A friend of mine had one once and when I was with him he took a shot at a blue grouse that was about 10 feet away. You could see the pellets hit all around the grouse so some had to of hit him. He calmly walked away until I shot him with my shotgun. I never did find any pellets in him when I cleaned him since I took his head off. 

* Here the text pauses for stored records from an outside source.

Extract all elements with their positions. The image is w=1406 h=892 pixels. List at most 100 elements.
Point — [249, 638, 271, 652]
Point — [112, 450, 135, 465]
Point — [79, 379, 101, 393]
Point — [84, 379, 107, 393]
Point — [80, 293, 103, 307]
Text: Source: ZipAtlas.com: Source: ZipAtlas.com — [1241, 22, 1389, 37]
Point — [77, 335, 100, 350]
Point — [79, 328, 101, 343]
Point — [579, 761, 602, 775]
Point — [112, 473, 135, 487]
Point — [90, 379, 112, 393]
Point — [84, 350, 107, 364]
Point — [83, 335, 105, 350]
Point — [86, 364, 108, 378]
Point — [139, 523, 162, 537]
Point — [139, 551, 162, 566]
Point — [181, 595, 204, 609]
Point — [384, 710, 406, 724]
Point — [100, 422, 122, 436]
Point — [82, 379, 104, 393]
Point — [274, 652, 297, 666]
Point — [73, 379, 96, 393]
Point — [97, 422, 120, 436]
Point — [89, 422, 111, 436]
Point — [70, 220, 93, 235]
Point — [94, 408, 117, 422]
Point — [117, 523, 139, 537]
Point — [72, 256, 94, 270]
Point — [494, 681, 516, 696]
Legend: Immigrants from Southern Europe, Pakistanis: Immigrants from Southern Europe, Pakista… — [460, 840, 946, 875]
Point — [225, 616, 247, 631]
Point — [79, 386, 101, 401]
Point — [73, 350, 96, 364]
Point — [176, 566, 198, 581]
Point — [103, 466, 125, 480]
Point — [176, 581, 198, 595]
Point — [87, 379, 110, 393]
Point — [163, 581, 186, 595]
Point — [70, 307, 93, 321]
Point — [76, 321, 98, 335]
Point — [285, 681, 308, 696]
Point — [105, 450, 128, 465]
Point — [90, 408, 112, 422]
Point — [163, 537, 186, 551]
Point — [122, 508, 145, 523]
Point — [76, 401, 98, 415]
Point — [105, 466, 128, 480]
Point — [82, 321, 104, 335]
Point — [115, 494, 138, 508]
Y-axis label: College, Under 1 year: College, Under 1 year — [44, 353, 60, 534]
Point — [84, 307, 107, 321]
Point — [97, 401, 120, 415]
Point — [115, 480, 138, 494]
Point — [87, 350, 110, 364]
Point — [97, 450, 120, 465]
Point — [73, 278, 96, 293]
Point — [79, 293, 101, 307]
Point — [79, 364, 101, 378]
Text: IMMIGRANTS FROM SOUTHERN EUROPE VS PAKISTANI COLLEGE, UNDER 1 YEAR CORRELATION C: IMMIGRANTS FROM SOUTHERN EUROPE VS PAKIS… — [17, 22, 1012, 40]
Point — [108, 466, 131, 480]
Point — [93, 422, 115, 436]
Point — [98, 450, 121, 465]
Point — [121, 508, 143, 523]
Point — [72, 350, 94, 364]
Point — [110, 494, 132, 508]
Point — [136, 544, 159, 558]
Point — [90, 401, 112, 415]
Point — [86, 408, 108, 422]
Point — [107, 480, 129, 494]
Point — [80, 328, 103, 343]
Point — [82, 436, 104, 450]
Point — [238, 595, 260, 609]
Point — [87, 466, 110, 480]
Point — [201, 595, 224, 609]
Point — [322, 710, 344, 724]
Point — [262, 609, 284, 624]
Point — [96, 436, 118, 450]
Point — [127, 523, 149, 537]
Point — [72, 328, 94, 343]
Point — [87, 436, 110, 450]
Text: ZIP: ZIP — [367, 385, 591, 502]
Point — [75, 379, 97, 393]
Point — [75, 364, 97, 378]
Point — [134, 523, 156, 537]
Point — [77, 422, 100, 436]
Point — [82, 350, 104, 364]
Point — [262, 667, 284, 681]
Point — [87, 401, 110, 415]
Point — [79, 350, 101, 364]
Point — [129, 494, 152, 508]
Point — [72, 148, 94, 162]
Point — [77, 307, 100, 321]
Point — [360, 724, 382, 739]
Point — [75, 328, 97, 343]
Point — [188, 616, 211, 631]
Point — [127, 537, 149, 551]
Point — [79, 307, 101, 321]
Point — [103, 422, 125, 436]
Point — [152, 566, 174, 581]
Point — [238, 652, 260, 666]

I think that they would be OK for snakes or something real close but I wouldn't depend on one.


----------



## kailey29us (May 26, 2011)

I have had mine for 3 or 4 years and I love it. I carry it while archery hunting, 45 colt loaded in it and some 410 ammo in my pack, usually have one box of buck shot and one box of slugs. I also have a speed loader I bought so I can carry 5 extra rounds of 45 in my pocket. It's plenty accurate, I always qualify with it for off duty carry even though I usually only carry it while hunting. Never had a problem qualifying with it. It was to good of a deal to pass up when I bought mine, it's stainless and I got it for $250.


----------



## campfire (Sep 9, 2007)

Although they are a little bulky to carry especially the 3 inch variety I think they ere great for defense. But not for grouse. I believe the effective max range for shot is 7 feet.


----------



## Mr Muleskinner (Feb 14, 2012)

My brother has one and we have both killed grouse with it. I don't know what the effective range is but I would say 20 feet is stretching it at best. I haven't taken a shot at one that far with it.


----------



## Cooky (Apr 25, 2011)

My nephew knocks ECDs off the back fence with it at about 20 feet. He says much past that the pattern is too big to hurt them much. It is fairly accurate with 45 Colt ammo. The thing is huge compared to most revolvers.


----------



## Wind In His Hair (Dec 31, 2009)

I think the Public Defender model would be especially poor for taking grouse. My dad has a 3" barreled standard Judge, and a special run 4" barreled one. I shot a blue cleanly with the 4" gun at about 15 feet, but haven't tried farther than that. The rifling does spread the shot out faster. They are ugly and awkward, but fun to shoot. Having packed them around, I feel they are best suited as a gun for the truck or ATV. I have no idea how people would carry a Raging Judge all day. :shock: 

Personally, I've been looking at the S&W Governor for a while. The Governor will shoot .45 ACP in addition to .410 and .45 LC, and has a 6 shot cylinder vs. a 5 in the Judge.


----------